O gran finale do anime vai jogar mais lenha nesse assunto: no episódio 19, o tutor de Bunny, Maverick, revela que foi ele quem matou seus pais quando eles descobriram seu esquema para aumentar a audiência da "Hero TV". Como os crimes não eram muito atrativos ao público, ele se uniu a uma facção criminosa, "implantando" as cenas perfeitas para o heroísmo brilhar. Ou seja, o grande império dos heróis, o senso de justiça e bondade, foi todo construído, na verdade, a partir de assassinatos gratuitos e uma trama muito sinistra.

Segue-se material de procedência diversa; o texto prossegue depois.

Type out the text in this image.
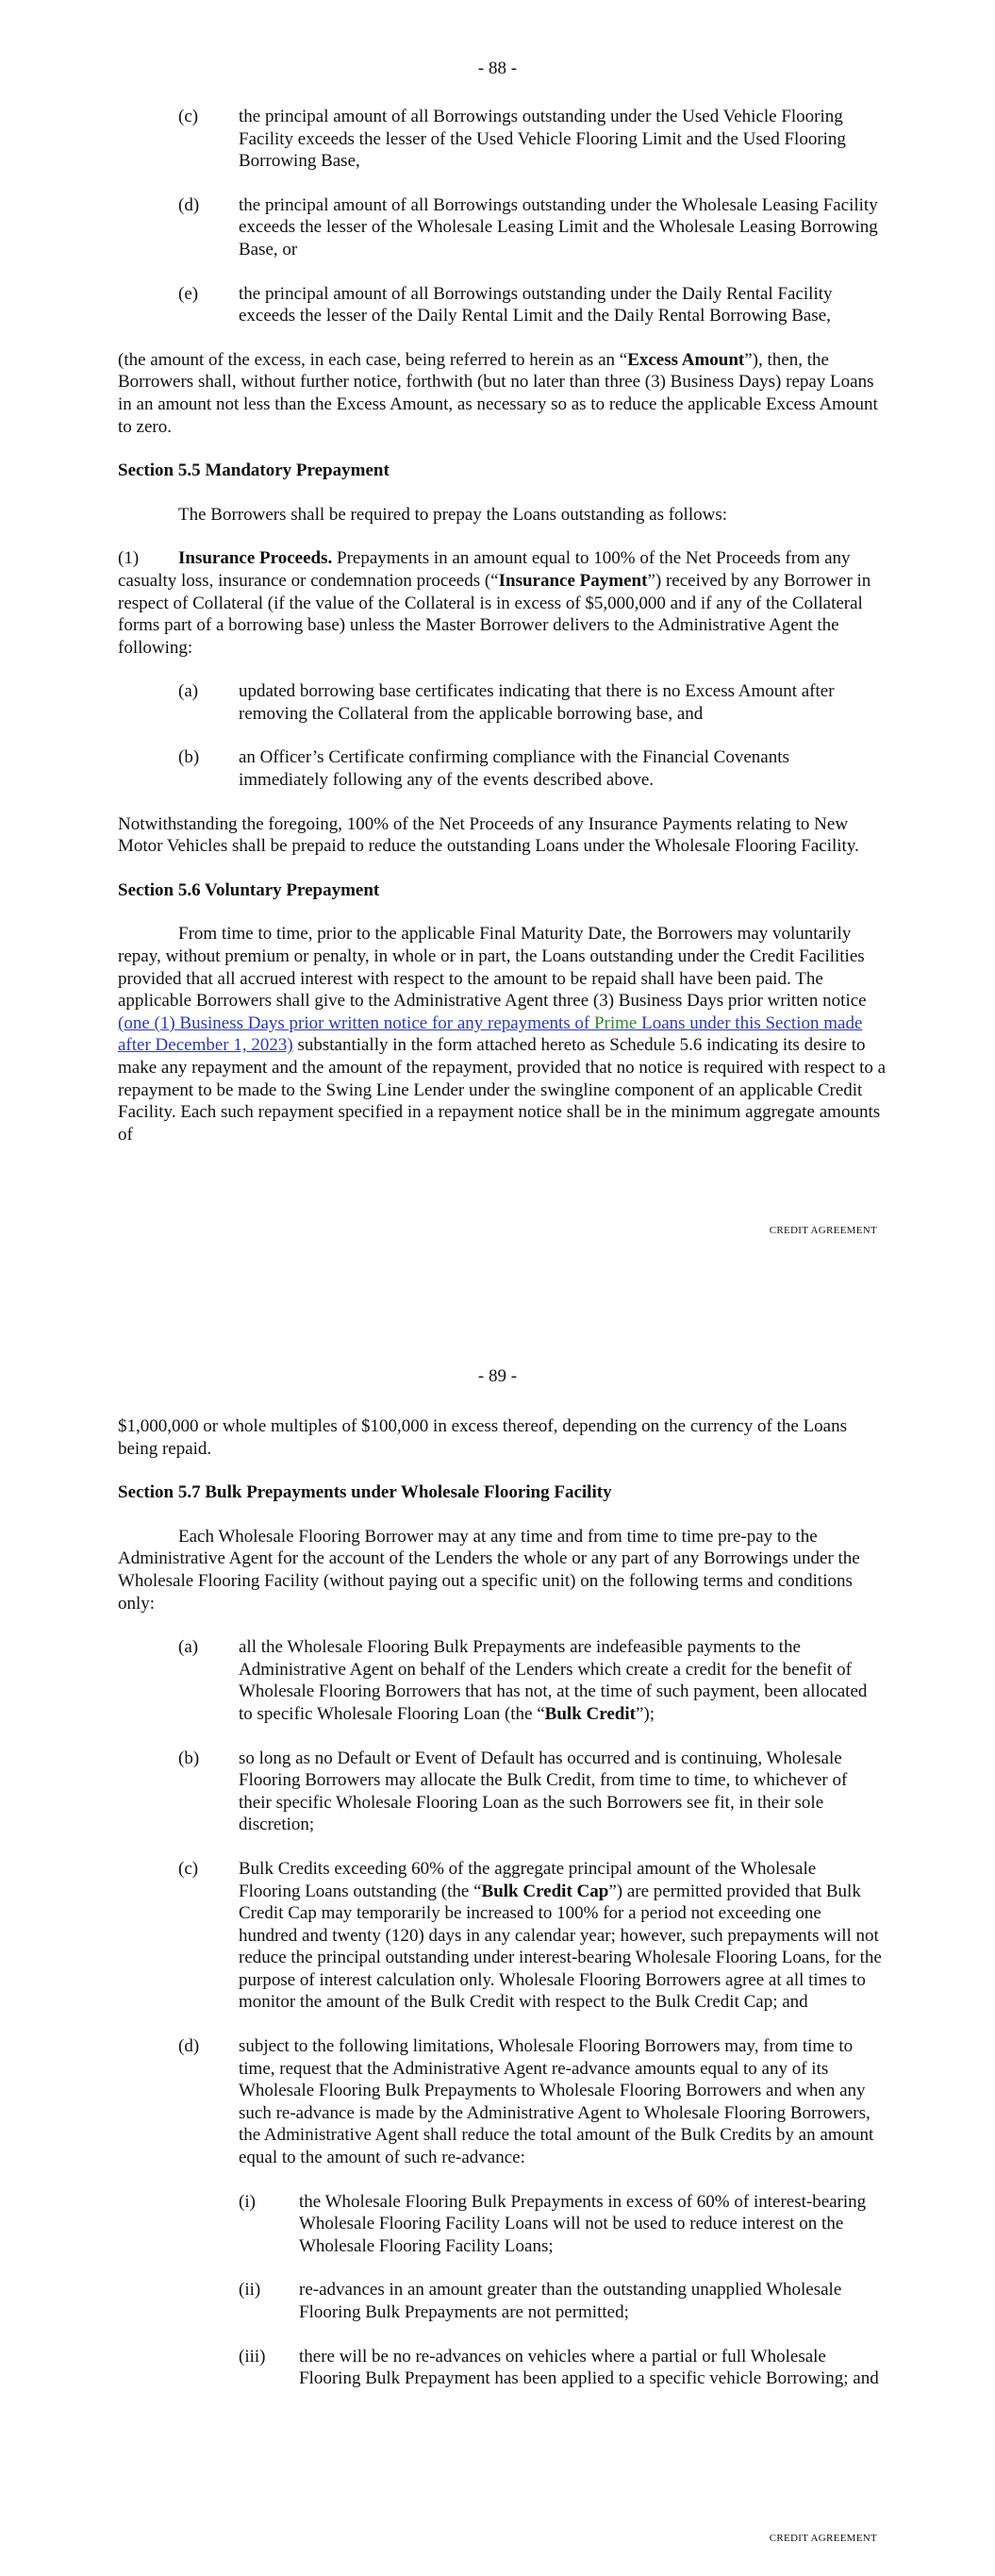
- 88 -
(c)	the principal amount of all Borrowings outstanding under the Used Vehicle Flooring Facility exceeds the lesser of the Used Vehicle Flooring Limit and the Used Flooring Borrowing Base,
(d)	the principal amount of all Borrowings outstanding under the Wholesale Leasing Facility exceeds the lesser of the Wholesale Leasing Limit and the Wholesale Leasing Borrowing Base, or
(e)	the principal amount of all Borrowings outstanding under the Daily Rental Facility exceeds the lesser of the Daily Rental Limit and the Daily Rental Borrowing Base,

(the amount of the excess, in each case, being referred to herein as an “Excess Amount”), then, the Borrowers shall, without further notice, forthwith (but no later than three (3) Business Days) repay Loans in an amount not less than the Excess Amount, as necessary so as to reduce the applicable Excess Amount to zero.

Section 5.5 Mandatory Prepayment

The Borrowers shall be required to prepay the Loans outstanding as follows:

(1) Insurance Proceeds. Prepayments in an amount equal to 100% of the Net Proceeds from any casualty loss, insurance or condemnation proceeds (“Insurance Payment”) received by any Borrower in respect of Collateral (if the value of the Collateral is in excess of $5,000,000 and if any of the Collateral forms part of a borrowing base) unless the Master Borrower delivers to the Administrative Agent the following:

(a)	updated borrowing base certificates indicating that there is no Excess Amount after removing the Collateral from the applicable borrowing base, and
(b)	an Officer’s Certificate confirming compliance with the Financial Covenants immediately following any of the events described above.

Notwithstanding the foregoing, 100% of the Net Proceeds of any Insurance Payments relating to New Motor Vehicles shall be prepaid to reduce the outstanding Loans under the Wholesale Flooring Facility.

Section 5.6 Voluntary Prepayment

From time to time, prior to the applicable Final Maturity Date, the Borrowers may voluntarily repay, without premium or penalty, in whole or in part, the Loans outstanding under the Credit Facilities provided that all accrued interest with respect to the amount to be repaid shall have been paid. The applicable Borrowers shall give to the Administrative Agent three (3) Business Days prior written notice (one (1) Business Days prior written notice for any repayments of Prime Loans under this Section made after December 1, 2023) substantially in the form attached hereto as Schedule 5.6 indicating its desire to make any repayment and the amount of the repayment, provided that no notice is required with respect to a repayment to be made to the Swing Line Lender under the swingline component of an applicable Credit Facility. Each such repayment specified in a repayment notice shall be in the minimum aggregate amounts of

CREDIT AGREEMENT
- 89 -

$1,000,000 or whole multiples of $100,000 in excess thereof, depending on the currency of the Loans being repaid.

Section 5.7 Bulk Prepayments under Wholesale Flooring Facility

Each Wholesale Flooring Borrower may at any time and from time to time pre-pay to the Administrative Agent for the account of the Lenders the whole or any part of any Borrowings under the Wholesale Flooring Facility (without paying out a specific unit) on the following terms and conditions only:

(a)	all the Wholesale Flooring Bulk Prepayments are indefeasible payments to the Administrative Agent on behalf of the Lenders which create a credit for the benefit of Wholesale Flooring Borrowers that has not, at the time of such payment, been allocated to specific Wholesale Flooring Loan (the “Bulk Credit”);
(b)	so long as no Default or Event of Default has occurred and is continuing, Wholesale Flooring Borrowers may allocate the Bulk Credit, from time to time, to whichever of their specific Wholesale Flooring Loan as the such Borrowers see fit, in their sole discretion;
(c)	Bulk Credits exceeding 60% of the aggregate principal amount of the Wholesale Flooring Loans outstanding (the “Bulk Credit Cap”) are permitted provided that Bulk Credit Cap may temporarily be increased to 100% for a period not exceeding one hundred and twenty (120) days in any calendar year; however, such prepayments will not reduce the principal outstanding under interest-bearing Wholesale Flooring Loans, for the purpose of interest calculation only. Wholesale Flooring Borrowers agree at all times to monitor the amount of the Bulk Credit with respect to the Bulk Credit Cap; and
(d)	subject to the following limitations, Wholesale Flooring Borrowers may, from time to time, request that the Administrative Agent re-advance amounts equal to any of its Wholesale Flooring Bulk Prepayments to Wholesale Flooring Borrowers and when any such re-advance is made by the Administrative Agent to Wholesale Flooring Borrowers, the Administrative Agent shall reduce the total amount of the Bulk Credits by an amount equal to the amount of such re-advance:
(i)	the Wholesale Flooring Bulk Prepayments in excess of 60% of interest-bearing Wholesale Flooring Facility Loans will not be used to reduce interest on the Wholesale Flooring Facility Loans;
(ii)	re-advances in an amount greater than the outstanding unapplied Wholesale Flooring Bulk Prepayments are not permitted;
(iii)	there will be no re-advances on vehicles where a partial or full Wholesale Flooring Bulk Prepayment has been applied to a specific vehicle Borrowing; and
CREDIT AGREEMENT
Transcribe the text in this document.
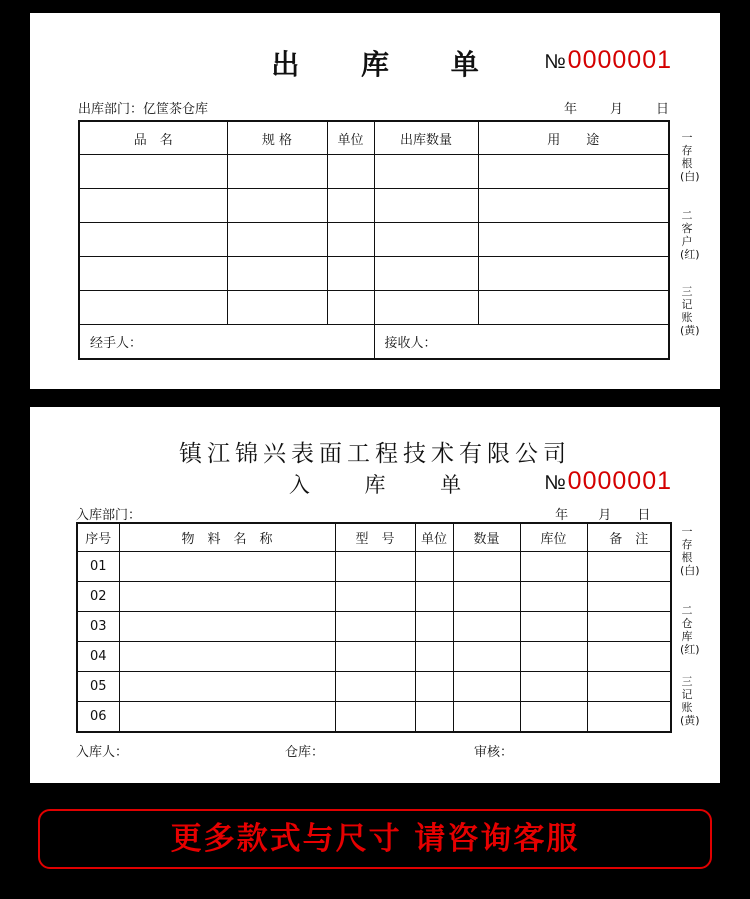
出 库 单	№0000001
出库部门：亿筐茶仓库	年	月	日
品　名	规 格	单位	出库数量	用　　途

经手人：			接收人：	
一存根(白)
二客户(红)
三记账(黄)
镇江锦兴表面工程技术有限公司
入 库 单	№0000001
入库部门：	年 月 日
序号	物　料　名　称	型　号	单位	数量	库位	备　注
01						
02						
03						
04						
05						
06						
入库人：	仓库：	审核：
一存根(白)
二仓库(红)
三记账(黄)
更多款式与尺寸 请咨询客服
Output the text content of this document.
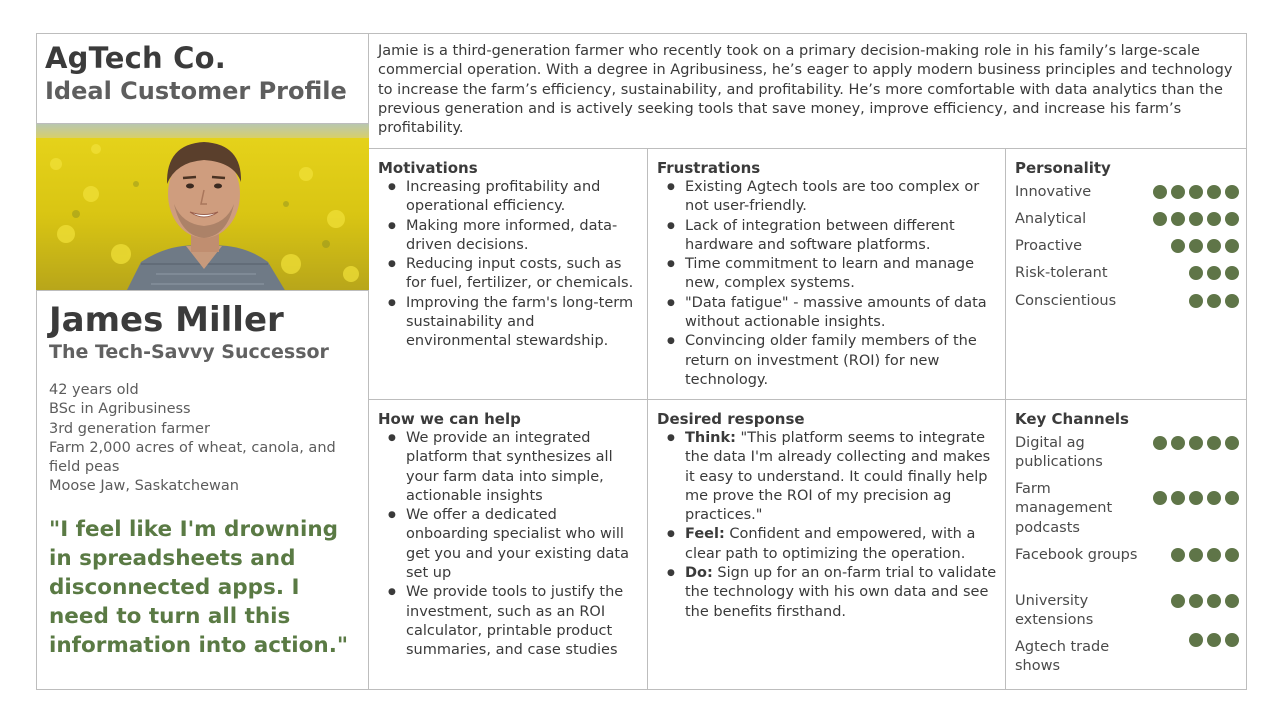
AgTech Co.
Ideal Customer Profile
James Miller
The Tech-Savvy Successor
42 years old
BSc in Agribusiness
3rd generation farmer
Farm 2,000 acres of wheat, canola, and field peas
Moose Jaw, Saskatchewan
"I feel like I'm drowning in spreadsheets and disconnected apps. I need to turn all this information into action."
Jamie is a third-generation farmer who recently took on a primary decision-making role in his family’s large-scale commercial operation. With a degree in Agribusiness, he’s eager to apply modern business principles and technology to increase the farm’s efficiency, sustainability, and profitability. He’s more comfortable with data analytics than the previous generation and is actively seeking tools that save money, improve efficiency, and increase his farm’s profitability.
Motivations
● Increasing profitability and operational efficiency.
● Making more informed, data-driven decisions.
● Reducing input costs, such as for fuel, fertilizer, or chemicals.
● Improving the farm's long-term sustainability and environmental stewardship.
Frustrations
● Existing Agtech tools are too complex or not user-friendly.
● Lack of integration between different hardware and software platforms.
● Time commitment to learn and manage new, complex systems.
● "Data fatigue" - massive amounts of data without actionable insights.
● Convincing older family members of the return on investment (ROI) for new technology.
Personality
Innovative
Analytical
Proactive
Risk-tolerant
Conscientious
How we can help
● We provide an integrated platform that synthesizes all your farm data into simple, actionable insights
● We offer a dedicated onboarding specialist who will get you and your existing data set up
● We provide tools to justify the investment, such as an ROI calculator, printable product summaries, and case studies
Desired response
● Think: "This platform seems to integrate the data I'm already collecting and makes it easy to understand. It could finally help me prove the ROI of my precision ag practices."
● Feel: Confident and empowered, with a clear path to optimizing the operation.
● Do: Sign up for an on-farm trial to validate the technology with his own data and see the benefits firsthand.
Key Channels
Digital ag publications
Farm management podcasts
Facebook groups
University extensions
Agtech trade shows
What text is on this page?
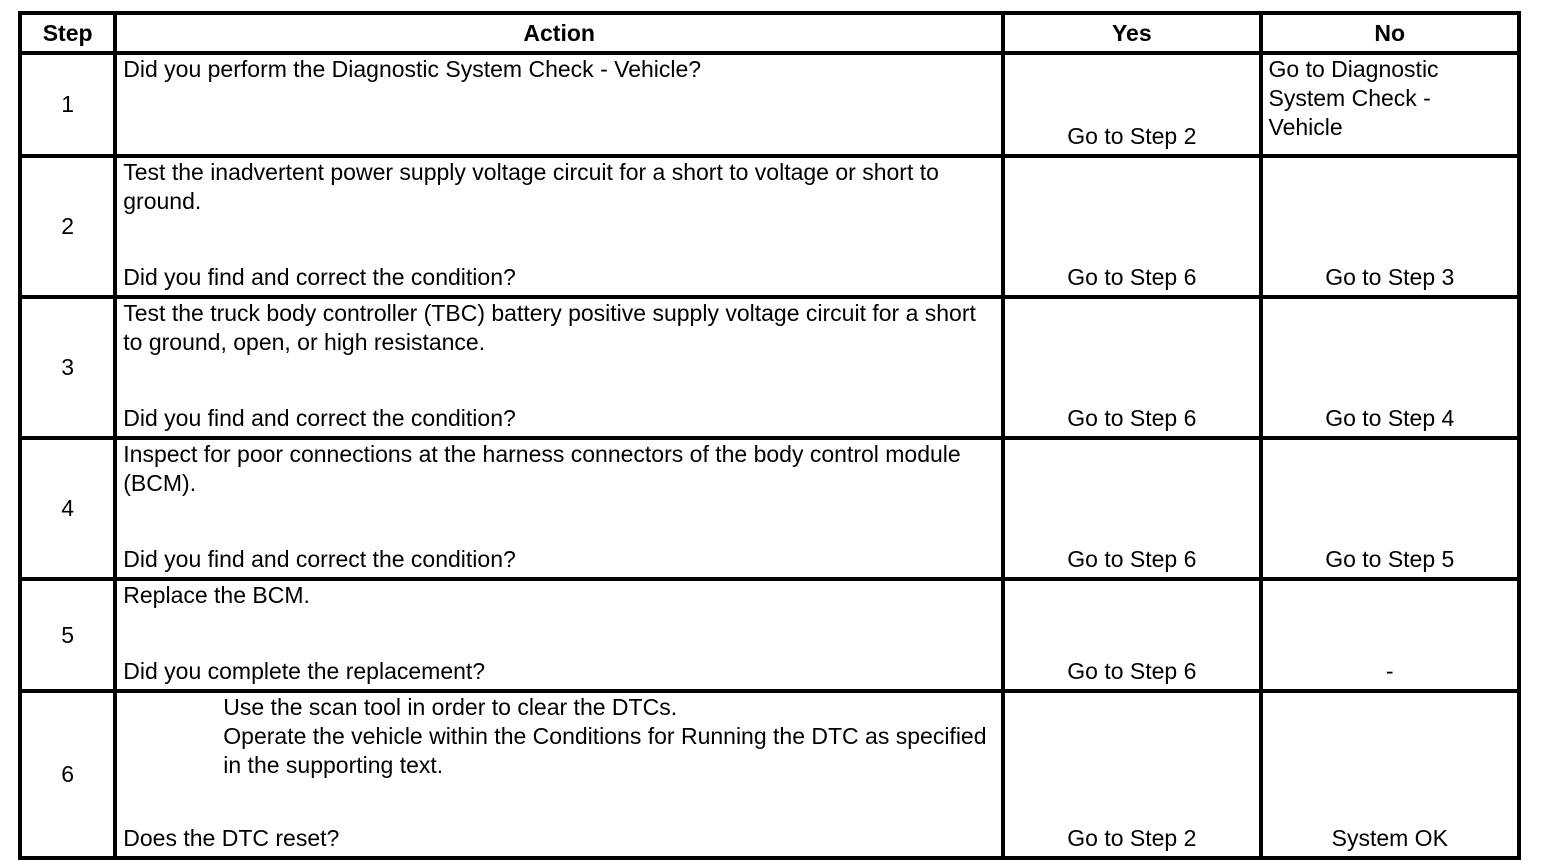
Step	Action	Yes	No
1	Did you perform the Diagnostic System Check - Vehicle?	Go to Step 2	Go to Diagnostic System Check - Vehicle
2	Test the inadvertent power supply voltage circuit for a short to voltage or short to ground.
Did you find and correct the condition?	Go to Step 6	Go to Step 3
3	Test the truck body controller (TBC) battery positive supply voltage circuit for a short to ground, open, or high resistance.
Did you find and correct the condition?	Go to Step 6	Go to Step 4
4	Inspect for poor connections at the harness connectors of the body control module (BCM).
Did you find and correct the condition?	Go to Step 6	Go to Step 5
5	Replace the BCM.
Did you complete the replacement?	Go to Step 6	-
6	Use the scan tool in order to clear the DTCs.
Operate the vehicle within the Conditions for Running the DTC as specified in the supporting text.
Does the DTC reset?	Go to Step 2	System OK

Por mais que os heróis cheguem a bela conclusão de que "Nós somos heróis porque somos humanos com corações" [16], Maverick não deixa de ter razão ao dizer que foi seu plano que permitiu a consolidação dos heróis como símbolos relevantes para a cidade.

Considerações finais

Se Tiger & Bunny é uma crítica implícita ao capitalismo e como ele pode corromper valores morais (no caso do anime, o heroísmo, o altruísmo, etc.)? Embora eu seja muito tentado a dizer que sim, obviamente que não é. Quer dizer, uma das coisas que chamou bastante atenção para o anime na época de seu lançamento é o fato de que os super-heróis do anime são patrocinados por marcas reais. Não achei nenhuma fonte que diga que essas marcas efetivamente bancam o anime ou se os criadores só colocaram para dar uma autenticidade aos personagens, mas acho improvável pensar que alguém divulgaria uma marca de graça. De todo modo, intencionalmente ou não, o anime reflete algo de nossa sociedade contemporânea e acho que a discussão é válida nesse sentido. Me digam vocês se é apenas delírio meu ou se conseguem enxergar algumas de minhas colocações. 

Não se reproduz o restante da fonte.